I believe the problem is caused by the fact that you are iterating over str while you are modifying it (by the line str[res_ind] = str[ip_ind] ). If you copy the result to another array, it works:

class RemoveStringDuplicates {

    public static char[] removeDups(char[] str) {
        char result[] = new char[str.length];
        boolean bin_hash[] = new boolean[256];
        int ip_ind = 0, res_ind = 0;
        char temp;

        while (ip_ind < str.length) {
            temp = str[ip_ind];
            if (bin_hash[temp] == false) {
                bin_hash[temp] = true;
                result[res_ind] = str[ip_ind];
                res_ind++;
            }
            ip_ind++;
        }

        return result;
    }

    public static void main(String[] args) {
        char str[] = "test string".toCharArray();
        System.out.println(removeDups(str));
    }
}

Answer 5

All the other answers seem to be correct. The "ing" that you see at the end of the result is actually untouched characters already in the array.

As an alternative solution (if you want to conserve memory), you can loop over the last part of the array to delete the characters at the end because you already know they are duplicate.

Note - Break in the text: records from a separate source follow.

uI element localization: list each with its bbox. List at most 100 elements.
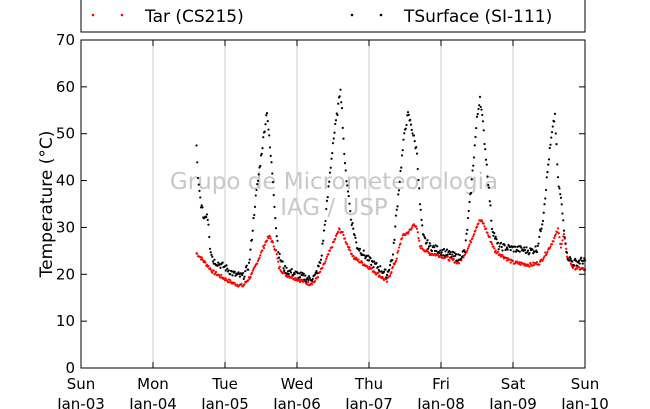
data-point [261, 249, 264, 252]
data-point [197, 183, 200, 186]
data-point [481, 113, 484, 117]
data-point [334, 234, 338, 237]
data-point [349, 218, 353, 221]
data-point [519, 263, 522, 266]
data-point [496, 250, 500, 253]
data-point [499, 241, 503, 245]
data-point [409, 118, 412, 121]
data-point [245, 264, 248, 267]
data-point [564, 242, 567, 245]
data-point [568, 259, 571, 262]
data-point [373, 260, 376, 263]
data-point [395, 208, 398, 211]
data-point [415, 225, 418, 228]
data-point [410, 226, 413, 230]
data-point [549, 143, 552, 146]
data-point [471, 237, 474, 240]
data-point [373, 271, 377, 274]
data-point [465, 232, 468, 235]
data-point [488, 236, 491, 239]
data-point [556, 163, 559, 166]
data-point [544, 197, 547, 200]
data-point [444, 250, 447, 253]
data-point [553, 236, 556, 240]
data-point [205, 263, 209, 267]
data-point [321, 266, 324, 269]
data-point [212, 269, 215, 272]
data-point [552, 240, 555, 243]
data-point [505, 246, 509, 249]
data-point [546, 250, 549, 253]
data-point [241, 273, 244, 276]
data-series [195, 88, 587, 288]
data-point [326, 196, 329, 199]
data-point [516, 260, 519, 263]
data-point [320, 254, 323, 257]
data-point [550, 243, 554, 246]
data-point [553, 112, 557, 115]
x-tick-label-date: Jan-08 [416, 395, 465, 409]
data-point [376, 271, 380, 275]
data-point [258, 256, 261, 259]
data-point [322, 229, 326, 232]
data-point [518, 250, 521, 253]
data-point [330, 157, 333, 160]
data-point [304, 280, 308, 283]
data-point [342, 233, 345, 237]
data-point [329, 166, 332, 169]
data-point [278, 252, 281, 256]
data-point [209, 268, 212, 271]
data-point [468, 200, 471, 204]
data-point [474, 135, 477, 139]
data-point [449, 250, 452, 254]
data-point [206, 218, 209, 222]
data-point [405, 123, 408, 127]
x-tick-label-day: Sat [501, 375, 526, 393]
data-point [482, 129, 485, 132]
data-point [384, 268, 387, 271]
data-point [334, 119, 338, 122]
data-point [319, 258, 323, 261]
data-point [538, 235, 541, 239]
data-point [416, 167, 419, 171]
series-tsurface [195, 88, 587, 283]
data-point [562, 233, 566, 236]
data-point [308, 277, 311, 280]
data-point [358, 247, 362, 250]
data-point [439, 253, 443, 256]
data-point [546, 171, 549, 174]
data-point [475, 225, 479, 228]
data-point [487, 183, 490, 187]
data-point [438, 256, 441, 259]
data-point [466, 249, 469, 252]
data-point [319, 261, 322, 264]
data-point [332, 240, 335, 243]
data-point [339, 88, 342, 91]
data-point [418, 239, 421, 242]
data-point [558, 187, 561, 190]
data-point [400, 166, 403, 169]
data-point [446, 253, 449, 256]
data-point [418, 203, 422, 206]
data-point [450, 255, 453, 258]
data-point [334, 122, 337, 126]
data-point [271, 172, 274, 175]
data-point [331, 246, 334, 249]
data-point [435, 249, 438, 253]
data-point [393, 238, 396, 241]
data-point [255, 188, 258, 192]
data-point [478, 104, 481, 107]
data-point [577, 259, 581, 262]
data-point [575, 267, 578, 270]
data-point [561, 212, 564, 215]
data-point [229, 279, 232, 282]
data-point [490, 243, 494, 246]
data-point [466, 228, 469, 231]
data-point [256, 179, 260, 182]
data-point [490, 240, 493, 244]
data-point [209, 251, 212, 254]
data-point [343, 152, 346, 156]
y-tick-label: 0 [65, 359, 75, 377]
data-point [217, 273, 221, 276]
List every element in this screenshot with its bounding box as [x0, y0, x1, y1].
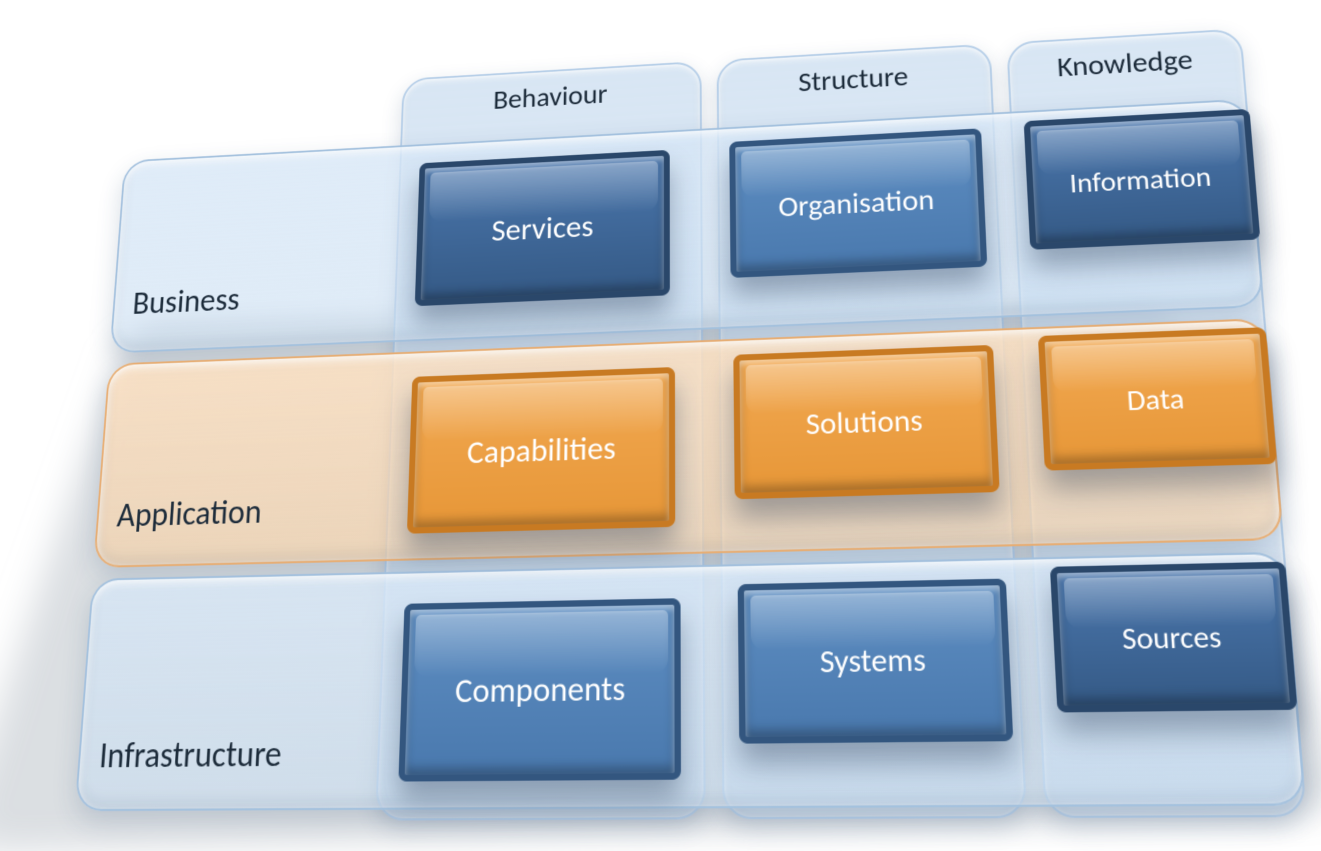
row-label-application: Application [116, 492, 263, 536]
cell-business-knowledge: Information [1024, 109, 1261, 250]
row-label-infrastructure: Infrastructure [98, 733, 283, 777]
row-label-business: Business [131, 281, 240, 323]
matrix-scene: Behaviour Structure Knowledge Business A… [74, 29, 1302, 818]
cell-application-knowledge: Data [1038, 327, 1277, 470]
cell-application-structure: Solutions [733, 345, 999, 499]
cell-infrastructure-knowledge: Sources [1050, 562, 1298, 713]
cell-infrastructure-structure: Systems [738, 579, 1014, 744]
column-header-structure: Structure [719, 55, 991, 105]
cell-business-behaviour: Services [415, 150, 670, 306]
diagram-stage: Behaviour Structure Knowledge Business A… [0, 0, 1321, 851]
cell-business-structure: Organisation [729, 128, 987, 278]
column-header-behaviour: Behaviour [403, 72, 700, 122]
column-header-knowledge: Knowledge [1009, 40, 1243, 88]
cell-application-behaviour: Capabilities [407, 367, 675, 534]
cell-infrastructure-behaviour: Components [398, 598, 681, 781]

//C# code, I think you just need to change str.Length here to str.length
for (int delChars = res_ind; delChars < str.Length; delChars++)
{
    str[delChars] = '\0';
}

Answer 6

You are totally abusing the Java language with your code. The data structure classes in the standard libraries are the main point of using Java . Use them.

The correct way to code something to do what you want is here:

class RemoveStringDuplicates {

    public static String removeDups(CharSequence str) {

        StringBuilder b = new StringBuilder(str);
        HashSet<Character> s = new HashSet<Character>();

        for(int idx = 0; idx < b.size(); idx++)
            if(mySet.contains(b.charAt(idx)))
                b.deleteCharAt(idx--);
            else
                s.add(ch);

        return b.toString();
    }

    public static void main(String[] args) {
        System.out.println(removeDups(str));
    }
}

There are probably even better ways of doing it, too. Don't go avoiding Java's data structures.

If you are writing code that is performance-sensitive enough that you have to use primitive code like that in your question, you should be using a different language, like C.